Citizen Scientist: Searching for Heroes and Hope in an Age of Extinction

Experiment. Sept. 2016. 432p. notes. bibliog. index. ISBN 9781615192434. $24.95; ebk. ISBN 9781615192441. SCI
"Nature is darn dense and layered," quips Hannibal (The Spine of the Continent) as she does her bit as citizen scientist, in this instance tallying plant life on San Francisco Bay area's Mount Tam. She might just as well have been describing her own authorial approach, for though her focus here is the history and future of "regular" people's contributions to science, her book is richly overlaid with memoir, discussion of current issues in conservation biology, numerous in-the-field reports of crowdsourced ecological projects, and a dash of Joseph Campbell's hero myth adapted to scientific endeavor. Hannibal reminds readers of citizen science's giants—Thomas Jefferson, Meriwether Lewis and William Clark, Charles Darwin, Alfred Russel Wallace, John Muir, Aldo Leopold—and also a few of its lesser-known luminaries, most notably botanist Alice Eastwood and marine biologist Ed Ricketts.

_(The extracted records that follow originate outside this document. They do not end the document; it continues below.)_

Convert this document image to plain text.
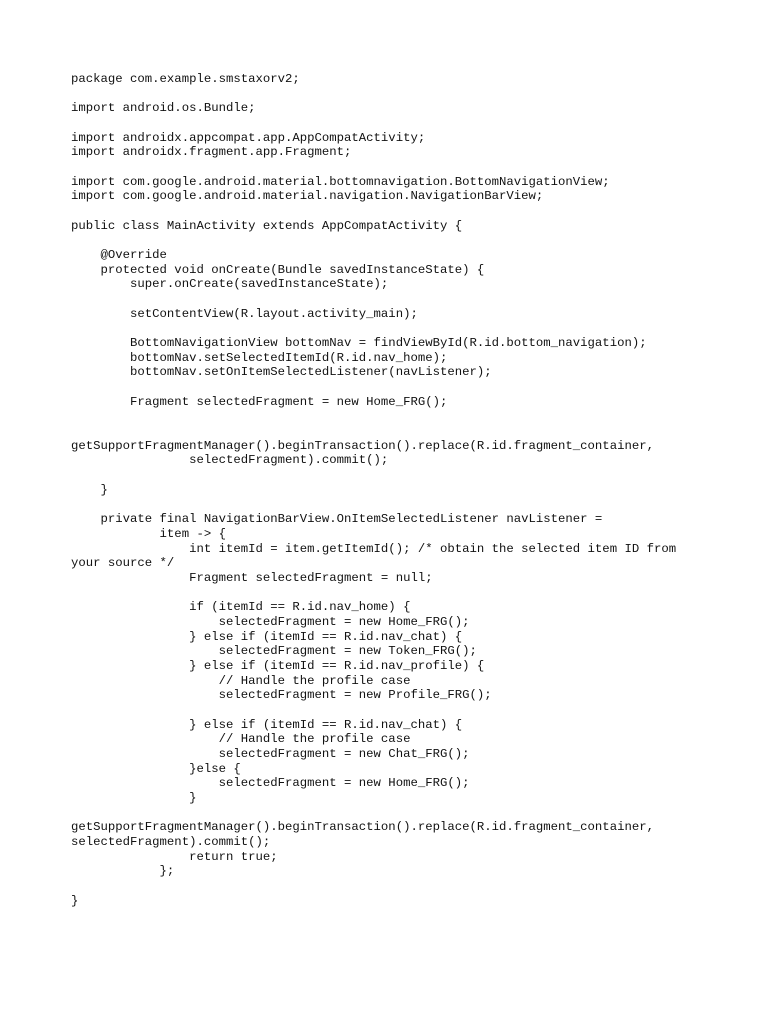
package com.example.smstaxorv2;
import android.os.Bundle;
import androidx.appcompat.app.AppCompatActivity;
import androidx.fragment.app.Fragment;
import com.google.android.material.bottomnavigation.BottomNavigationView;
import com.google.android.material.navigation.NavigationBarView;
public class MainActivity extends AppCompatActivity {
@Override
protected void onCreate(Bundle savedInstanceState) {
super.onCreate(savedInstanceState);
setContentView(R.layout.activity_main);
BottomNavigationView bottomNav = findViewById(R.id.bottom_navigation);
bottomNav.setSelectedItemId(R.id.nav_home);
bottomNav.setOnItemSelectedListener(navListener);
Fragment selectedFragment = new Home_FRG();
getSupportFragmentManager().beginTransaction().replace(R.id.fragment_container,
selectedFragment).commit();
}
private final NavigationBarView.OnItemSelectedListener navListener =
item -> {
int itemId = item.getItemId(); /* obtain the selected item ID from
your source */
Fragment selectedFragment = null;
if (itemId == R.id.nav_home) {
selectedFragment = new Home_FRG();
} else if (itemId == R.id.nav_chat) {
selectedFragment = new Token_FRG();
} else if (itemId == R.id.nav_profile) {
// Handle the profile case
selectedFragment = new Profile_FRG();
} else if (itemId == R.id.nav_chat) {
// Handle the profile case
selectedFragment = new Chat_FRG();
}else {
selectedFragment = new Home_FRG();
}
getSupportFragmentManager().beginTransaction().replace(R.id.fragment_container,
selectedFragment).commit();
return true;
};
}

Several contemporary movers and shakers, from both the academic and amateur sides, are also introduced. Hannibal's meditative, allusive style is slow going in spots.
VERDICT Readers of popular science, especially those with a literary bent, will enjoy this heartfelt argument for citizen science—that it might be our last, best hope for solving myriad environmental predicaments.